暗くて、何も見えない。いつもなら、光で溢れている。もう一回、力を込める。
あれ?何も見えない。
「キャノル様、ごめんなさい。何も見えないです…。」
もう一度、力を込める。やっぱり、何も見えない。
「大丈夫か?スズ、一回やめよう、疲れちゃうよ。」
「でも、キャノル様のお願いだから…。」
カイが私を心配するも、私は何度も試す。
「スズ、もう休みましょう。…、今日はゆっくり休むのよ。来てくれたことが嬉しかったわ。」
そう言って、キャノル様はお部屋を出て行った。ほんの少し、思い詰めた表情を見せた気がした。
カイは、首を傾げる。
「キャノル様、何か変だな。いつも、もっと優しいし、お土産もくれるのに。」
「やっぱり、私が透視できなかったから…。」
「それで気分を悪くするほど、器の小さい方じゃない。スズ、最近眠りが浅いのかもよ?透視は体力削られるから。」
「今日も、いっぱい寝たけどなぁ。」
カイが、私の手をとる。
「ダンスはやめて、お家に帰ろう。」
「えー!やだ!でも、キャノル様にも申し訳ない…。」
「じゃあ、お家の近くの野原でゆったりダンスしよう。」
カイが、優しい目を向ける。
「うん!」
私はカイの手を強く握り返した。
私の家の近くにある野原。光の世界に自然が大好きな私のために、キャノル様が用意してくださった楽園。美しい花々と、ゆったり流れる川。光と水が混ざった艶めく噴水に、虹のアーチ橋。

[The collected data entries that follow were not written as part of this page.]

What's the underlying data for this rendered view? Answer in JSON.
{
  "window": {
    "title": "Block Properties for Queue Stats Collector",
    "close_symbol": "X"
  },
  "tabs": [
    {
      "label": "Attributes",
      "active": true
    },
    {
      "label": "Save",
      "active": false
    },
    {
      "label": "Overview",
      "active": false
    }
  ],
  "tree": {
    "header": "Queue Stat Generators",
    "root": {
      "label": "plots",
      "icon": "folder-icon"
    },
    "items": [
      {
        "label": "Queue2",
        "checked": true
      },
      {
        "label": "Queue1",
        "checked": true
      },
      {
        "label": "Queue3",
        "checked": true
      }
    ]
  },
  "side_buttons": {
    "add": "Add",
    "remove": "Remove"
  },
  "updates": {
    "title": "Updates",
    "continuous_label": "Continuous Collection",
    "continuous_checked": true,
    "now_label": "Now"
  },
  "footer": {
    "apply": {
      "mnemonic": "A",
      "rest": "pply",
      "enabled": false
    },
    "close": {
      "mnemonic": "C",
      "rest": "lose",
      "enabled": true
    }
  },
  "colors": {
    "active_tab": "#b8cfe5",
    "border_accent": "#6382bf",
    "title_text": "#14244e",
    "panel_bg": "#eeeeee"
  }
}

「やっぱり、綺麗だなぁ。カイ、連れてきてきてくれてありがとう!」
何やらカイは、ごそごそと手を動かしている。
「できた!」
私の頭にお花の冠を乗せた。不器用ながら、顔の前には鈴蘭の花が見えるよう工夫されていた。
「ありがとう!かわいい…。カイ、いつの間に、作れるようになったの?」
「…まあね。」
少し得意げに笑って、私の手を掴んだ。
「スズ、踊ろう!」
「うん!」
私は、満面の笑顔を返した。
私たちはずっと踊っていた。光に包まれたこの世界は、暗くなったら帰るなんて概念はない。眠くなったら寝て、食べたくなったら食べる。その繰り返し。透視能力を持つ私は、皆んなより疲れやすく、多くの睡眠が必要だった。
私は疲れて光の粒がなる木の下で、カイとくっついて座っていた。
「スズ、もう眠たそうだね。」
「うーん、少し。でも、もう少しここに居たいなぁ。」
私は、カイともう少し話していたかった。
「カイ、この前歌ってくれた子守唄、歌ってほしい!」
「スズ、寝ちゃう…。それに、歌、上手くないし…。」
「上手い下手とかじゃなくって、カイの歌声がいいの、お願い。」
「分かったよ…。」
恥ずかしそうに歌うカイ。カイは歌うのがとっても上手なのに、気がついていない。澄んでいて心地が良く、少し甘くてセクシーな声。
…月、…空、…呼吸…美しくなった
…長すぎた、…冷たい夜…
僕の絶望…、幸せしか…、果てが見えたらもう一度
いつの間にか、私はすやすやと眠っていた。